How to delete files based older than specified date in Azure Data lake - azure

I have data folders created on daily basis in datalake. Folder path is dynamic from JSON Format
Source Folder Structure
SAPBW/Master/Text
Destination Folder Structure
SAP_BW/Master/Text/2019/09/25
SAP_BW/Master/Text/2019/09/26
SAP_BW/Master/Text/2019/09/27
..
..
..
SAP_BW/Master/Text/2019/10/05
SAP_BW/Master/Text/2019/09/06
SAP_BW/Master/Text/2019/09/07
..
..
SAP_BW/Master/Text/2019/09/15
SAP_BW/Master/Text/2019/09/16
SAP_BW/Master/Text/2019/09/17
I want to delete the folders created before 5 days for each folder of sinkTableName
So, in DataFactory, i have Called the folder path in a for each loop as
#concat(item().DestinationPath,item().SinkTableName,'/',item().LoadTypeName,'/',formatDateTime(adddays(utcnow(),-5),item().LoadIntervalFormat),'/')"
Need syntax to delete the files in each folder based on the JSON.
Unable to find the way to delete folder wise and setup the delete activity depending on the dates prior to five days from now

I see that you are doing a concatenation , which I think is the way to go . But I see that you are using the expression formatDateTime(adddays(utcnow(),-5) , which will give you something like 2019-10-15T08:23:18.9482579Z which i don't think is desired . I suggest to try with #formatDateTime(adddays(utcnow(),-5) ,'yyyy/MM/dd'). Let me know how it goes .

Related

Azure Synapse Analytics - deleting pipeline Folder

I am new to Synapse and I have to make a pipeline that will delete files from folders in a hierarchy like the attached image. expecting hierarchy. The red half circles mark the files I would like to delete files for example older than 2 months.
As for now I have made a pipline for a single folder and using the for each loop I can get to the files and delete the corresponding one. And it works, since I have about 60-70 folders and even more files I wanted to go a level higher up and make a pipeline for each folder to execute. And with this is a problem. When i use GetMetadata Activity for top folder, and use for each loop to take name folders then i can not acess files in folder just only folder. Could you help me someone how to slove this?
deleting pipline for single folder using for each loop
We can achieve this using nested for each activities with the help of execute pipeline activity. As mentioned, Get metadata with wildcards returns all files without folders and Delete activity is unable to recognize wildcard folder paths(Folder/*).
I have created a similar folder structure for demo.
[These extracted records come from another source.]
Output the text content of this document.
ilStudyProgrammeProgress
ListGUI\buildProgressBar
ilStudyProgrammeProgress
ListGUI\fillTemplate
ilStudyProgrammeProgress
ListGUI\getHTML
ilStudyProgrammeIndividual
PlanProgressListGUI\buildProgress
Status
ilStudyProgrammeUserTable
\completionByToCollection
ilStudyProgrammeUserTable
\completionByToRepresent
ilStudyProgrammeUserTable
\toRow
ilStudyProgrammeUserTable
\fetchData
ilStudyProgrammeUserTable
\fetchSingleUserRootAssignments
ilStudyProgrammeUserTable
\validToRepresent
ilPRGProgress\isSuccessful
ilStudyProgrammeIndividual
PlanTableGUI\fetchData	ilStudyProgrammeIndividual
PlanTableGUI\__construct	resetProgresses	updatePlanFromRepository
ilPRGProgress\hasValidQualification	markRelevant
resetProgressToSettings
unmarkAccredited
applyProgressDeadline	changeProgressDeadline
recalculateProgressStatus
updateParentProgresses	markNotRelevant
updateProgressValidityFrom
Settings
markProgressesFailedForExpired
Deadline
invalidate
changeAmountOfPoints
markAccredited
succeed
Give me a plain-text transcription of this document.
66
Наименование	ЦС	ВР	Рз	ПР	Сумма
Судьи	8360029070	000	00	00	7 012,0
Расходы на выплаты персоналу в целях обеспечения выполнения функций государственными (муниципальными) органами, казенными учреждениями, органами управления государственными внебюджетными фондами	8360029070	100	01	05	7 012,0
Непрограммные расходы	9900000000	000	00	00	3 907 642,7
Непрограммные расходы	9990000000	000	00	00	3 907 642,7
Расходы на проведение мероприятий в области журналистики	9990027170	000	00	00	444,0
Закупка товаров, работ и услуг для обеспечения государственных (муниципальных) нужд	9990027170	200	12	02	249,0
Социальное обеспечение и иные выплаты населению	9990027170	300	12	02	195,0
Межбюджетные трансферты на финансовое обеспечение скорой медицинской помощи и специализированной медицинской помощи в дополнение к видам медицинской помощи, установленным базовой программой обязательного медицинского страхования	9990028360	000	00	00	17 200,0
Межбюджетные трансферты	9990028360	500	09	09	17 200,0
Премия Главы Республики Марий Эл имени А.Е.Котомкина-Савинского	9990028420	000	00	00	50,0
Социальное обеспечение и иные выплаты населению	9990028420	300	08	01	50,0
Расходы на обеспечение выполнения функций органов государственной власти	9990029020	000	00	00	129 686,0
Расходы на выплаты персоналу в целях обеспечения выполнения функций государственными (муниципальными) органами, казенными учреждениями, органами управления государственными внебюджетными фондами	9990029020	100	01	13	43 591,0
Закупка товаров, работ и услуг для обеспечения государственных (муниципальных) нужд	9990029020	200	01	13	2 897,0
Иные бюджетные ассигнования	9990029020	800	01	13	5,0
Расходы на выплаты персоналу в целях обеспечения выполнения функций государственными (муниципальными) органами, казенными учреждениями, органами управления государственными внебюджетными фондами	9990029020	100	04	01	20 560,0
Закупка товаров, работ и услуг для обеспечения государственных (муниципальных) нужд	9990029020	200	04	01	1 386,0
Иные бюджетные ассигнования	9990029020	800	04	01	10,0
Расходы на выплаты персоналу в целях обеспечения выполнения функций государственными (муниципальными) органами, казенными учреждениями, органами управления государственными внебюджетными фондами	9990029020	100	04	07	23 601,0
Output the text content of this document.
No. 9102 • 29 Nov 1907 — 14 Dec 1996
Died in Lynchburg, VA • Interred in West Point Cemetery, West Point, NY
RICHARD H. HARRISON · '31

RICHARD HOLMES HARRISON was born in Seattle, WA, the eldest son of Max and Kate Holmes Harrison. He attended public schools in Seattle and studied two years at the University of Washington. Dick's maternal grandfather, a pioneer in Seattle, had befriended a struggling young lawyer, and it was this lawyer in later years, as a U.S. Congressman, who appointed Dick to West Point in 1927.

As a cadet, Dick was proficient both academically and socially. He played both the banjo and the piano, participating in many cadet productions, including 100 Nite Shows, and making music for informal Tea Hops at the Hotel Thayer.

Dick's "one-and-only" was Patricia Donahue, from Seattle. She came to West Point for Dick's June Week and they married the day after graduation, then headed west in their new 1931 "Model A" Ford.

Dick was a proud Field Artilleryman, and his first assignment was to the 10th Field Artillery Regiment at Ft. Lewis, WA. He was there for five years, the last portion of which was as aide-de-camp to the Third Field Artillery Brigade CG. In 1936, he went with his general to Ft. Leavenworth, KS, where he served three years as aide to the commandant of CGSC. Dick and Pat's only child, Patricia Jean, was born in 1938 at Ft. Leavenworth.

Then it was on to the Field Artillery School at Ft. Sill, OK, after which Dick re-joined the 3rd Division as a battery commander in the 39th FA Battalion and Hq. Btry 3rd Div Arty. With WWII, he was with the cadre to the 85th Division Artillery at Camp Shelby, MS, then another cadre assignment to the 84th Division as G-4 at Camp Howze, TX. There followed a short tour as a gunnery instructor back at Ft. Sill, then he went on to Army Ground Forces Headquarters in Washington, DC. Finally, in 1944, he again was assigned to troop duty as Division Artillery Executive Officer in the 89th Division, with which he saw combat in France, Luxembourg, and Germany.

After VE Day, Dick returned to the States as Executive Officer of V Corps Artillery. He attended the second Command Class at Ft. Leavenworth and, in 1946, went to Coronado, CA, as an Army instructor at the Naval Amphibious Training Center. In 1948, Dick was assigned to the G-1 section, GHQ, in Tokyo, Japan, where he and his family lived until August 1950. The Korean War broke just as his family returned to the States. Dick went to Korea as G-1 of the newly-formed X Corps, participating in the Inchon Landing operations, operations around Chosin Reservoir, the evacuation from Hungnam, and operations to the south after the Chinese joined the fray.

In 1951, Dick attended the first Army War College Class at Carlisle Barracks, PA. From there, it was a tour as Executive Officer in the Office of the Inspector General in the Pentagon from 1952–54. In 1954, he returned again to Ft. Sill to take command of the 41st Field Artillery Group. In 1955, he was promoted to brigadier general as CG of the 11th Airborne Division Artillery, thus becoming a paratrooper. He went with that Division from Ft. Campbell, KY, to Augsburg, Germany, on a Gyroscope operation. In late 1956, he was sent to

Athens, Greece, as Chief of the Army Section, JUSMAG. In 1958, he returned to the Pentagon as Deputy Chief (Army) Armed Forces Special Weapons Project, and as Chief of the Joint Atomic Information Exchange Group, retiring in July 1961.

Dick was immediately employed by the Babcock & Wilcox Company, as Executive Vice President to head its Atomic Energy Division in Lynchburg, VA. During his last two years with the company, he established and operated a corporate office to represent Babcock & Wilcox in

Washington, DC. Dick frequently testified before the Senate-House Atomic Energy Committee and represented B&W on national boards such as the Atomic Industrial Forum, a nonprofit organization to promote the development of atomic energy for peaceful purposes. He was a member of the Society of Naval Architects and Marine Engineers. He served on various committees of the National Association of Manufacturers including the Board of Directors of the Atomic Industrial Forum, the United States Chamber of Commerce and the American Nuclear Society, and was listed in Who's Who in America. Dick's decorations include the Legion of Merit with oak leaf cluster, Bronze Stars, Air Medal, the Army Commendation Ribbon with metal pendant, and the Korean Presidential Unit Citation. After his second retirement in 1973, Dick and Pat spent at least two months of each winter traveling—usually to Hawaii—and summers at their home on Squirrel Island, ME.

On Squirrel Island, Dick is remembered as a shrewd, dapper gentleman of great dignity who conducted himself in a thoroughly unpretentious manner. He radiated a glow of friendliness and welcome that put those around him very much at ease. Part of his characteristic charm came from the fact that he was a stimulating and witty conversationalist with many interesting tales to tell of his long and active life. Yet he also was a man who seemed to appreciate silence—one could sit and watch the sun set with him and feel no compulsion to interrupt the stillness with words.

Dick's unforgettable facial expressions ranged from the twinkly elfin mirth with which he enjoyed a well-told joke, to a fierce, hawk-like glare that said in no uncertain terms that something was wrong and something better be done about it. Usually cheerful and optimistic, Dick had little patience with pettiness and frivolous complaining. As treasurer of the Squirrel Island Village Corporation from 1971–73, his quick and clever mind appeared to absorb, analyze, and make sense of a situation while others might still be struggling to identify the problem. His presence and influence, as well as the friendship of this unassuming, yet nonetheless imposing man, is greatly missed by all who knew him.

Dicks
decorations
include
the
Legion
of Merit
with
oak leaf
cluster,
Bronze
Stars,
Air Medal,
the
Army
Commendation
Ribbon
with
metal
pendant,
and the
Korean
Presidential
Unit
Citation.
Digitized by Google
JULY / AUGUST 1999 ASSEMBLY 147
In my pipeline, I have first created an array parameter req_files (sample1.csv and sample2.csv) with names of files required.
Note: If you want to dynamically do this, you can use append variable to build required file names (file09/22 and file08/22).
I used one get metadata to get folder names (which are inside root folder). I am iterating through the output of get metadata in my for each activity (items value is #activity('root folder contents').output.childItems).
Inside my for each, I used another get metadata activity to loop through each of the sub folders (to get file contents).
Now I have the folder name and list of files inside it. I am going to use execute pipeline to implement nested for each. Create 3 parameters in a new pipeline called delete_pipeline (where I perform delete) as current_folder, folder_files and files_needed.
Pass the following dynamic content for each of them from parent pipeline.
current_folder: #item().name
folder_files: #activity('sub folder contents').output.childItems
files_needed: #pipeline().parameters.req_files
Now in delete_pipeline, I have a for each loop to loop through the list of files we are passing (items value is #pipeline().parameters.folder_files).
Inside this for each, I am using an If condition activity. This is because I want to delete files which are not in my req_files parameter (array from parent pipeline which we passed to files_needed parameter in delete_pipeline). The condition for if condition activity will be as following:
#contains(pipeline().parameters.files_needed,item().name)
We need to delete the file only when it is not present in req_files (files_needed). So, when the condition is false, we perform delete.
I have created 2 parameters file_namepath_of_file_to_delete and file_name_to_delete in the dataset I am using for delete activity with following dynamic content.
file_namepath_of_file_to_delete: Folder/#{pipeline().parameters.current_folder}
file_name_to_delete: #item().name
When I run the pipeline, it keeps the required files and deletes the rest. The following are output images for reference.
Debug output: https://i.imgur.com/E6GNVHW.png
My folder after I run the pipeline: https://i.imgur.com/bqN00Dw.png

rename a file from multiple directories in linux

I am trying to rename a file from multiple directories
I have a file called slave.log in multiple directories like slave1,slave2......slave17. so daily log rotation happens and creates a new file with current dateformat in it whereas the file data contains a previous day data . I want to rename those files with previous date format .
I have written shell script which works fine but the problem here is , I need to pass the path as parameter but likewise I have 17 directories so i cant schedule 17 cron enteries to run ...I have only basic knowledge about scripting . Please help me with best solution for this scenario

How to get files from a subfolder present under nested parent folder in azure data factory?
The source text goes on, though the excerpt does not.